In the world of client-server networking, web browsers are the ultimate clients. They are always sending SYN packets, but never receiving any. They are always establishing outgoing connections, but never get to listen to any ports.

Due to the ubiquity of the web, we have built our networks around the need to browse. Most NATs will not let any incoming connection near the private subnet. Similarly, our corporate firewalls cull incoming connections with extreme prejudice. As a result, an outgoing SYN packet on port 80 is the X86 of network connectivity. It’s as portable a networking tool as it gets, but it’s getting kludgier by the minute.

Polling is a particularly unfortunate result of this outgoing connection based architecture. Take RSS readers: imagine a website that posts 10 new items a day, if you poll this site every 5 minutes, you are wasting your time 97% of the time. Granted, you are getting 304 Not Modified responses without any HTTP response body. But these requests still consume threads, CPU and network resources on the server. At the end of the day we are also only getting 2.5 minutes of average latency, which in computer terms, is not very fast. In short, polling sucks.

The PubSub Hubbub protocol aims to solve this problem by allowing the server to push content to the readers directly. Unfortunately, as explained above, the server cannot establish a connection to a lot of clients out there. You would be able to connect to web based feed readers like Google Reader, because Google understands how to configure a network to allow incoming connections. But the average user either is not permitted to modify their network configuration (office) or don’t know how to do it themselves (home). As cool as PubSub is, it just does not solve the problem at hand.

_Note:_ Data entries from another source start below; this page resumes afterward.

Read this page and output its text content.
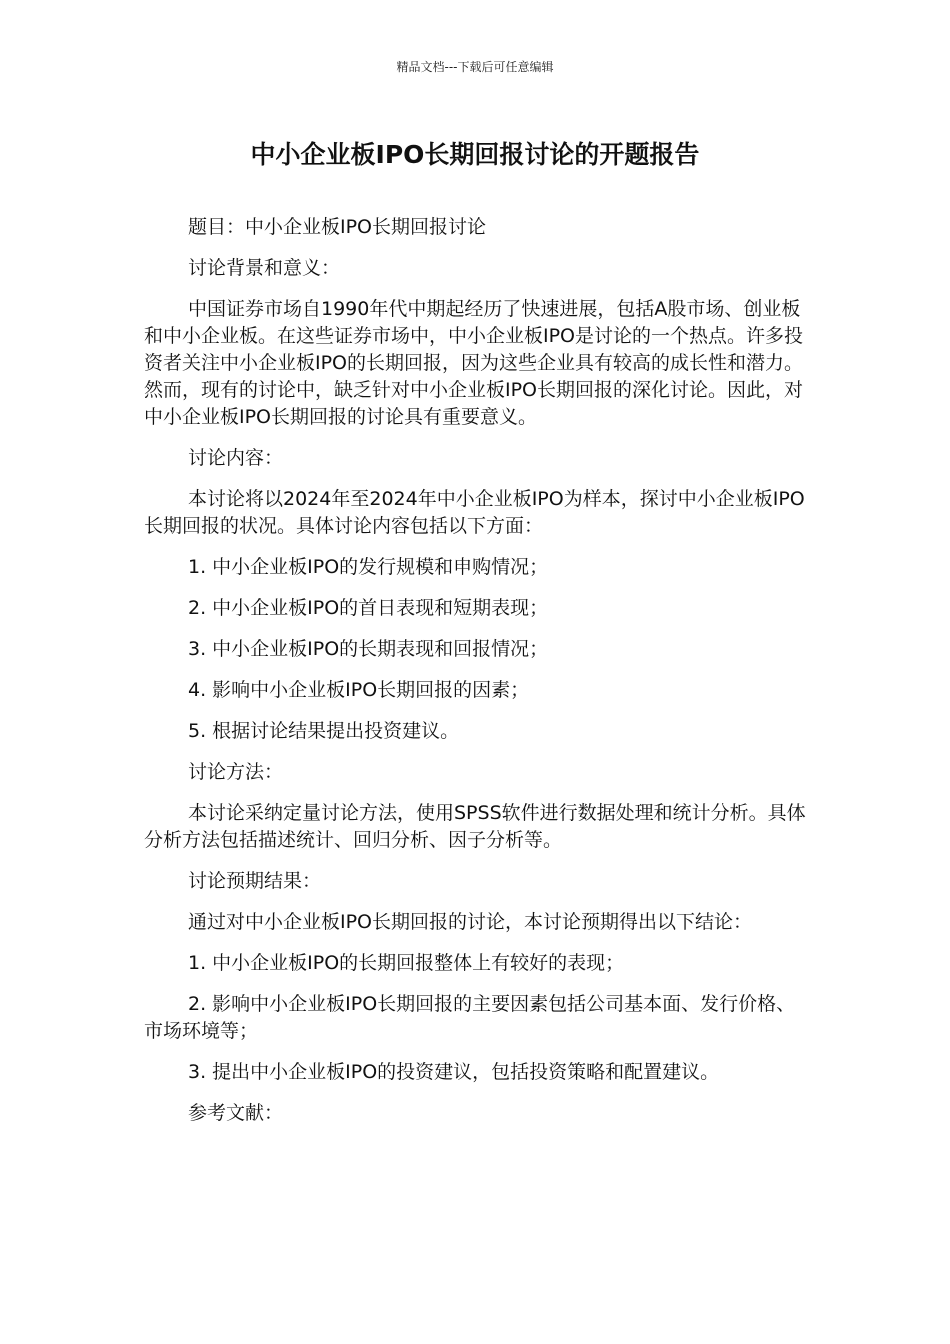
精品文档---下载后可任意编辑
中小企业板IPO长期回报讨论的开题报告

题目：中小企业板IPO长期回报讨论

讨论背景和意义：

中国证券市场自1990年代中期起经历了快速进展，包括A股市场、创业板和中小企业板。在这些证券市场中，中小企业板IPO是讨论的一个热点。许多投资者关注中小企业板IPO的长期回报，因为这些企业具有较高的成长性和潜力。然而，现有的讨论中，缺乏针对中小企业板IPO长期回报的深化讨论。因此，对中小企业板IPO长期回报的讨论具有重要意义。

讨论内容：

本讨论将以2024年至2024年中小企业板IPO为样本，探讨中小企业板IPO长期回报的状况。具体讨论内容包括以下方面：

1. 中小企业板IPO的发行规模和申购情况；

2. 中小企业板IPO的首日表现和短期表现；

3. 中小企业板IPO的长期表现和回报情况；

4. 影响中小企业板IPO长期回报的因素；

5. 根据讨论结果提出投资建议。

讨论方法：

本讨论采纳定量讨论方法，使用SPSS软件进行数据处理和统计分析。具体分析方法包括描述统计、回归分析、因子分析等。

讨论预期结果：

通过对中小企业板IPO长期回报的讨论，本讨论预期得出以下结论：

1. 中小企业板IPO的长期回报整体上有较好的表现；

2. 影响中小企业板IPO长期回报的主要因素包括公司基本面、发行价格、市场环境等；

3. 提出中小企业板IPO的投资建议，包括投资策略和配置建议。

参考文献：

Which brings me to the actual solution to the HTTP push problem: long polling. With long polling, instead of promptly responding with a 304, the server lets the connection go idle as long as there is no content to send. The client on the other hand, reinitiates a new request as soon as it gets a response. The server also does not need to allocate threads to each incoming request, a single thread can wait on multiple incoming requests and respond to them as new data becomes available. The client gets an almost immediate notification, the server does not have to waste time handing out 304s. Everybody is happy.

With that we have implemented yet another version reverse-tunneling to deal with NAT. Honestly, for the near future, we are going to have to fit the square peg of push notification into the round hole of browser acting as a client.